PHILIPPINE NEWS SERVICE –Philippine Long Distance Telephone Co., the country’s largest communications company, declared yesterday a net income of P8.575 billion in the first quarter of 2007, down slightly from P8.581 million a year ago.
In a news briefing at its headquarters in Makati City, company president and chief executive Napoleon Nazareno linked the flat net income performance to lower revenues from fixed line voice business, reduced foreign exchange gains and higher tax payments.
The company’s core net income, however, grew 11 percent to 8.396 billion in the January-March period this year from 7.566 billion a year earlier as consolidated service revenues rose 10 percent to P33.012 billion from P29.977 billion.
PLDT chairman Manuel Pangilinan said these figures put the company on track toward meeting its full-year core net income target of P33 billion.
“We now expect to meet the top end of our earlier earnings guidance of P32 billion to P33 billion.
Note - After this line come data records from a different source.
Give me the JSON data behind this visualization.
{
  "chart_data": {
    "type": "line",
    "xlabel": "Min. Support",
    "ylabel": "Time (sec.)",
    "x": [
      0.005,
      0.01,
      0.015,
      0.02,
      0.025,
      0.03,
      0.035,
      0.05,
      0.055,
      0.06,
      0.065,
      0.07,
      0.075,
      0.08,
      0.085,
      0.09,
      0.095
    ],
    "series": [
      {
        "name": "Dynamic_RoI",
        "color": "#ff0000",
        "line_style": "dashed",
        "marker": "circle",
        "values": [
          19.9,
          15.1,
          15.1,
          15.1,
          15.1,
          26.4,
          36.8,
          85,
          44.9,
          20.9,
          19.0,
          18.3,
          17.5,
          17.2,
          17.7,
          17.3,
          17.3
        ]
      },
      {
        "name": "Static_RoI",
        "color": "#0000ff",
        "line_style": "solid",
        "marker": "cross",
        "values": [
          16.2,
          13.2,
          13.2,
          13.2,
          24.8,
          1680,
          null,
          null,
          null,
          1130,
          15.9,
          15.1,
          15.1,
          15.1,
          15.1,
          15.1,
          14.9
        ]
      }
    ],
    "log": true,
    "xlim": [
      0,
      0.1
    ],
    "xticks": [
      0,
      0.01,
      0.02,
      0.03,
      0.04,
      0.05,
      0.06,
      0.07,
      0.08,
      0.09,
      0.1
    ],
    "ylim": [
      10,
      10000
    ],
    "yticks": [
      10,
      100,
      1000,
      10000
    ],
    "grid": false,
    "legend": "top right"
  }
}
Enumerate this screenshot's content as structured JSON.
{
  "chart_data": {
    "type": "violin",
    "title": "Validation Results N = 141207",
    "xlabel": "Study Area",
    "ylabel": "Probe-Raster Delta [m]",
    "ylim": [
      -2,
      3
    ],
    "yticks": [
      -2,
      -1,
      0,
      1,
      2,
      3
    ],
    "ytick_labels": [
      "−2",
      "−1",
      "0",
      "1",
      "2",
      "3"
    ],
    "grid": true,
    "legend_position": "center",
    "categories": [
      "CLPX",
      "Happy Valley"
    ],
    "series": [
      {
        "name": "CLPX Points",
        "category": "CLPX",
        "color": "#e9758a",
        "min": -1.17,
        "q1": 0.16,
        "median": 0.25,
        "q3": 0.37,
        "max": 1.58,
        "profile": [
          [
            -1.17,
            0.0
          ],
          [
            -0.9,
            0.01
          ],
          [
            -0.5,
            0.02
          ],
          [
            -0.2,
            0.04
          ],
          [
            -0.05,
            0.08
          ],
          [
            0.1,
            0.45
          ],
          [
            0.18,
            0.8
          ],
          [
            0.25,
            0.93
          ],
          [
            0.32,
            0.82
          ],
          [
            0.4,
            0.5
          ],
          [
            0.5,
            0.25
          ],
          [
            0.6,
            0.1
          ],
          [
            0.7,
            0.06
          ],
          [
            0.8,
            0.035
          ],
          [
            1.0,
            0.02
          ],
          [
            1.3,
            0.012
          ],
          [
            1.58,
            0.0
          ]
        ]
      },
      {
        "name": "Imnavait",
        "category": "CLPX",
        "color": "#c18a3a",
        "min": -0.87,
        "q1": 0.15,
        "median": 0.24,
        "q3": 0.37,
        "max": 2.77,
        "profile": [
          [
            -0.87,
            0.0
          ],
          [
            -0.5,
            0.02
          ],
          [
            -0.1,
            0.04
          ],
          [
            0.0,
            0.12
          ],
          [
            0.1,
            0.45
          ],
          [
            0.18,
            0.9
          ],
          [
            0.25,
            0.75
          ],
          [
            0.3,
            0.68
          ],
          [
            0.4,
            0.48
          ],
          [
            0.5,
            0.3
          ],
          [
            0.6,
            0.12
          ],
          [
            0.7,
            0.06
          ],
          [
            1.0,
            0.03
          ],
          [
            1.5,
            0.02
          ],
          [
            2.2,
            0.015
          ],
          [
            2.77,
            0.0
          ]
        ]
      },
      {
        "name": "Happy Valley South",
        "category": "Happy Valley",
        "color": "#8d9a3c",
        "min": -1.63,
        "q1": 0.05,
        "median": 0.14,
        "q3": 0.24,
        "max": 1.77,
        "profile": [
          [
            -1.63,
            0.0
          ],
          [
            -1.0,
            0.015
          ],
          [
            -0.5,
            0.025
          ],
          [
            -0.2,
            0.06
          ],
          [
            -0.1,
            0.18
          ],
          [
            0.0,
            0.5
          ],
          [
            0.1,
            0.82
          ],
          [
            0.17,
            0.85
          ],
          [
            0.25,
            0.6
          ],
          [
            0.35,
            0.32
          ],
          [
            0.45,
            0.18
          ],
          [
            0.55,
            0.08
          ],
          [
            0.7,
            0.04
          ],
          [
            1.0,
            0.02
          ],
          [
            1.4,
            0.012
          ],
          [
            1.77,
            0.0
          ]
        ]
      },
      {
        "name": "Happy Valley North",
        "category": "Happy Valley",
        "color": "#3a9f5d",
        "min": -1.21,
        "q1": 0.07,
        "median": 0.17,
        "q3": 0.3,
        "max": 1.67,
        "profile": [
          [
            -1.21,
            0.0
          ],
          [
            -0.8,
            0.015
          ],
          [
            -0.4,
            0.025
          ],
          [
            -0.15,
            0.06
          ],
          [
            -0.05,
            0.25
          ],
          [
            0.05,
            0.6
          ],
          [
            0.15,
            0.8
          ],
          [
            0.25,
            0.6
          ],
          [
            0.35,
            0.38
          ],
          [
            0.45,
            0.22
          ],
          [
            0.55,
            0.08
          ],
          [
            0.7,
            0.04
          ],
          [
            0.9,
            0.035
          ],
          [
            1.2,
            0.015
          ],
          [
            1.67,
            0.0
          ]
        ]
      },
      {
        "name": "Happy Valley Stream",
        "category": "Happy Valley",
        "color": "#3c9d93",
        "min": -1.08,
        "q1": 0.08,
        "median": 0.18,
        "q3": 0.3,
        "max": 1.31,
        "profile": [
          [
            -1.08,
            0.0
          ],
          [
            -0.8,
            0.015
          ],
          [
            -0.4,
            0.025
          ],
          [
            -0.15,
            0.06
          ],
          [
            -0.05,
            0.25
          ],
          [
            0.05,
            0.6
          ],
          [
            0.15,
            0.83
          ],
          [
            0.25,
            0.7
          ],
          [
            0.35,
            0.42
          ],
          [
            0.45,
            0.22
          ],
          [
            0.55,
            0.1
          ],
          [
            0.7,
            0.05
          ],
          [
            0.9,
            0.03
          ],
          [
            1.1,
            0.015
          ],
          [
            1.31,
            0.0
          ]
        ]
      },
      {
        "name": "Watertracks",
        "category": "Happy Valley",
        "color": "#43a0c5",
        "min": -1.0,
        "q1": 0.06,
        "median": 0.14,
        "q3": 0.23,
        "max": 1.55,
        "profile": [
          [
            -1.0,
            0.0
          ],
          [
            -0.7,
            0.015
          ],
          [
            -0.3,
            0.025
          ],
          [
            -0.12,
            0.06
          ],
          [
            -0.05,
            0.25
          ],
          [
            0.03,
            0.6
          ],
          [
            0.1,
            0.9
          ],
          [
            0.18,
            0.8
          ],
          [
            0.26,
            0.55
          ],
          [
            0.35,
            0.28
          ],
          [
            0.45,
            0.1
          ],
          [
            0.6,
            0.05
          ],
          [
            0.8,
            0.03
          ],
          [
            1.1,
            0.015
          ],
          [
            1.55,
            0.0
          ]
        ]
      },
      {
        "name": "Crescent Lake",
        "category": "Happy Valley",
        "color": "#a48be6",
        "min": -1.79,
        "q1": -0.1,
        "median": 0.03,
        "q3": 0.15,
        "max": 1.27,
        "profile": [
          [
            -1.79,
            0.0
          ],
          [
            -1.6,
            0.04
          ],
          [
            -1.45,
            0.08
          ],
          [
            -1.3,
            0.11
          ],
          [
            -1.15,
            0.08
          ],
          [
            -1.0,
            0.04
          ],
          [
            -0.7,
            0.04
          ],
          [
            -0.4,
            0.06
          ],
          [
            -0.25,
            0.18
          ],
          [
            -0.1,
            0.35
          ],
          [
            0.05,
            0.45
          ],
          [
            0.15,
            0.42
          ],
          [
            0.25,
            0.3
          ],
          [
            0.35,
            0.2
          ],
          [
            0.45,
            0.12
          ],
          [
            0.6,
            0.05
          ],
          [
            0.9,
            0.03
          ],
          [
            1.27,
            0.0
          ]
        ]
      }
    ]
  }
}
Cash flows remain strong and we remain committed to our previous guidance of an increased dividend payout of 70 percent, half of which we anticipate to declare when we announce our first half results in August,” he said.
PLDT, about 29 percent owned by Hong Kong‘s First Pacific Co. Ltd., spent about P5.9 billion in capital expenditures, and plans to invest another P14 billion to P16 billion for the remainder of the year to meet its target of P20 billion to P22 billion for 2007.
The company said it spent most of its first quarter capital expenditures for the continued rollout of next generation network lines, which now number 230,000, increasing cellular capacity, expanding the wireless broadband network and investing in international cable capacity.
“During the course of the year, we will continue to look at investment areas that can provide ways to expand growth. In the event such opportunities do not arise or when they do, prove unattractive, we will consider the option of returning additional cash to our shareholders in the most efficient manner possible,” Pangilinan said.
The group also allocated P4.2 billion to pay debt in the first quarter of 2007 with another P9.4 billion was used to pay out common dividends on April 20, 2007.
This trimmed the group’s consolidated debt balances to $1.67 billion, with net debt balance falling to an all-time low of $1.1 billion after taking into account the common dividend payment made on April 20.
The company said consolidated service revenues increased by 10 percent to P33.0 billion, despite the 5 percent appreciation of the peso, which negatively affected 35 percent of the PLDT group’s revenues that are dollar-linked.
Consolidated earnings before interest, taxes, depreciation and amortization improved by 3 percent to P20.4 billion while EBITDA margin was at 62 percent. Core earnings attributable to each common share reached P44 per share, an increase of 7 percent from P41 per share last year.